Latitudinal diversity gradient Species richness (alpha diversity) tends to be highest near the equator, and declines toward the poles. This pattern has been studied for many different groups of organisms (including parasites!) and is pretty consistent. As with many macroecological patterns though, it is difficult to attribute mechanism to the pattern. Latitude is not really an ecologically driver, but temperature, precipitation, land area, and geological history are all associated with latitude in some form.

species-energy hypothesis: the amount of energy sets limits to the species richness an area can achieve (relate this back to food web structure). So more primary productivity in lower latitudes through increased light availability leads to more species in the food web.

climatic stability hypothesis: Fluctuating environments tend to cause species extinctions. Environmental conditions tend to fluctuate more at higher latitudes.

The mid-domain effect The inherent constraints on latitude and shifting species ranges causes species richness to peak at middle latitudes. That is, assuming the random placement of a species with some fixed latitudinal range, there will still be more species near the equator.

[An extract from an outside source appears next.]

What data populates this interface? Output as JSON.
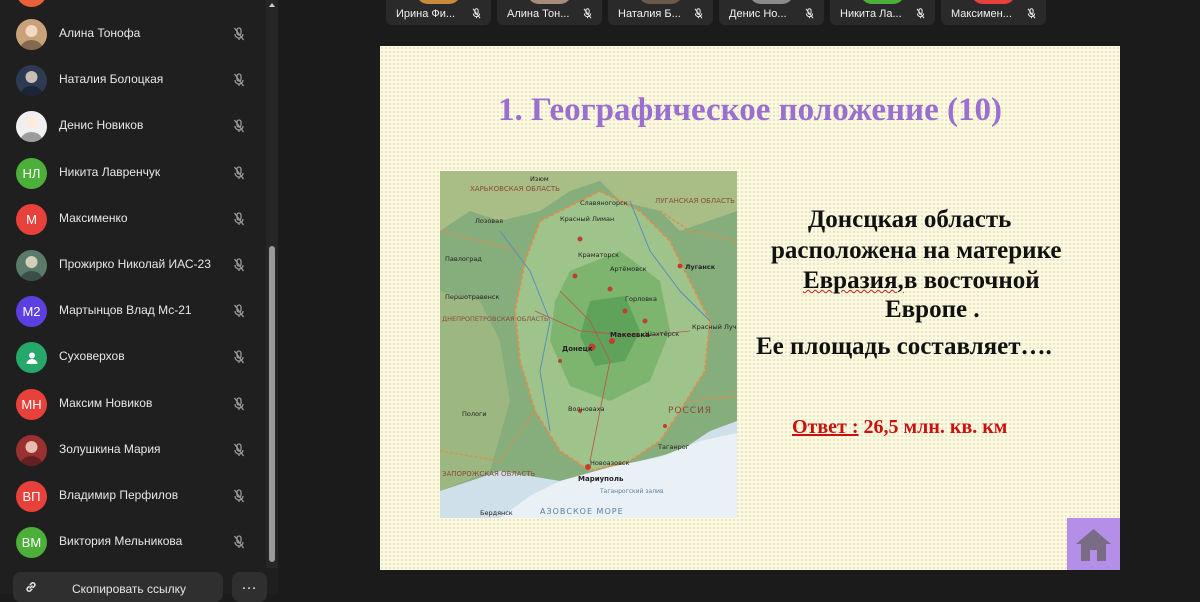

The mid-domain effect doesn’t mean that we shouldn’t look for latitudinal diversity relationships, but we should recognize that they could be the result of randomness. Teasing the randomness from the pattern sometimes requires the use of a null model. In the case of the mid-domain effect, a null model would correspond to shuffling species ranges around and measuring the strength and variation in the resulting latitudinal diversity relationship. We also talked about null models a bit when we discussed ecological networks (specifically the importance of a single node to a property of the entire network).

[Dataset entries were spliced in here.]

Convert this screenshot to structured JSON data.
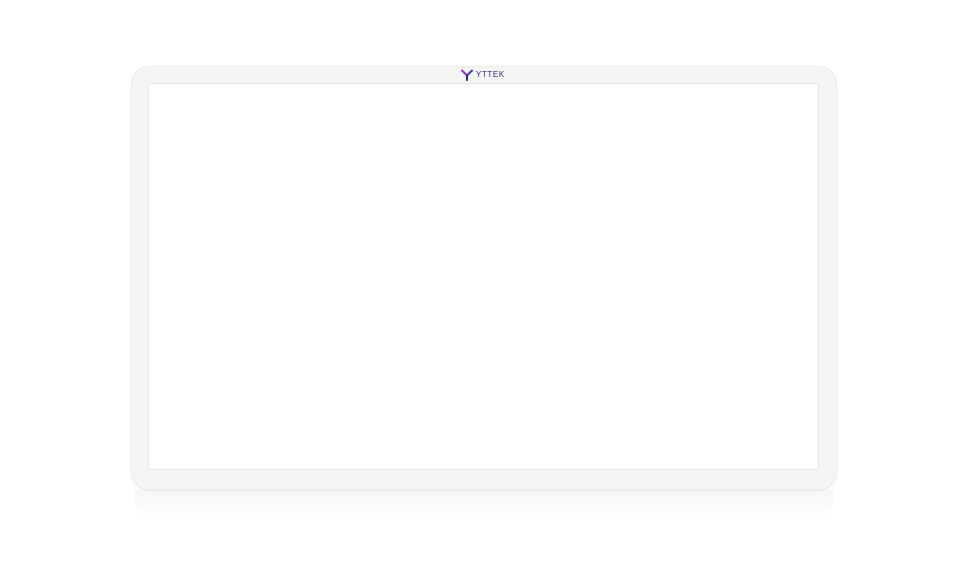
{
  "device": {
    "brand_name": "YTTEK",
    "brand_icon": "y-logo-icon",
    "colors": {
      "frame": "#f5f5f5",
      "screen": "#ffffff",
      "logo_left": "#9b2fd6",
      "logo_right": "#3a3fb6",
      "logo_stem": "#2a2e7a"
    }
  }
}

What is the theory of island biogeography?

As discussed above with respect to patch occupancy in metapopulations, the theory of island biogeography attempts to explain the colonization and extinction of species (and subsequently the species richness of islands) as a function of island area and distance from the mainland. These two things influence the number of species that can colonize and persist on a given island, as distance from a mainland source is proportional to species dispersal and colonization probability and island area controls the population size attainable by a given species, and thus influences extinction rate. That is, the theory is based on the relationship between distance from the mainland (colonization rate) and island area (extinction rate) in determining the number of species that an island contains. This is fundamentally related to a metapopulation, as the structure of the landscape is the same. That is, a metapopulation consists of habitat patches connected by dispersal but within an inhospitable landscape. The theory of island biogeography assumes the same, originally developed to explain the number of species on isolated islands.

This assumes that all islands are reachable by every species in the community with a non-zero probability, and is spatially-implicit (i.e., the actual locations of habitat patches are not considered).

Species-area relationships

One clear extension, and honestly the original purpose of island biogeography theory, is the study of species-area relationships. The idea here is that increasing geographic area results in a greater number of unique species able to occupy the patch.

Species-area relationships exist in two different forms, depending on how the data are structured. The most related to island biogeography theory is the “island” species-area relationship, where a set of discontiguous habitats are studied, and the area of each patch is related to species richness in that patch. The second – called the “mainland” species-area relationship – considers a contiguous habitat where patches are nested within another.

\[ S = cA^{z} \]

where \(S\) is the number of species, \(A\) is patch area, \(z\) describes the shape of the relationships, and \(c\) is a constant. \(c\) actually describes the number of species we would expect to find in one unit of sampling area (whatever the unit is in the study).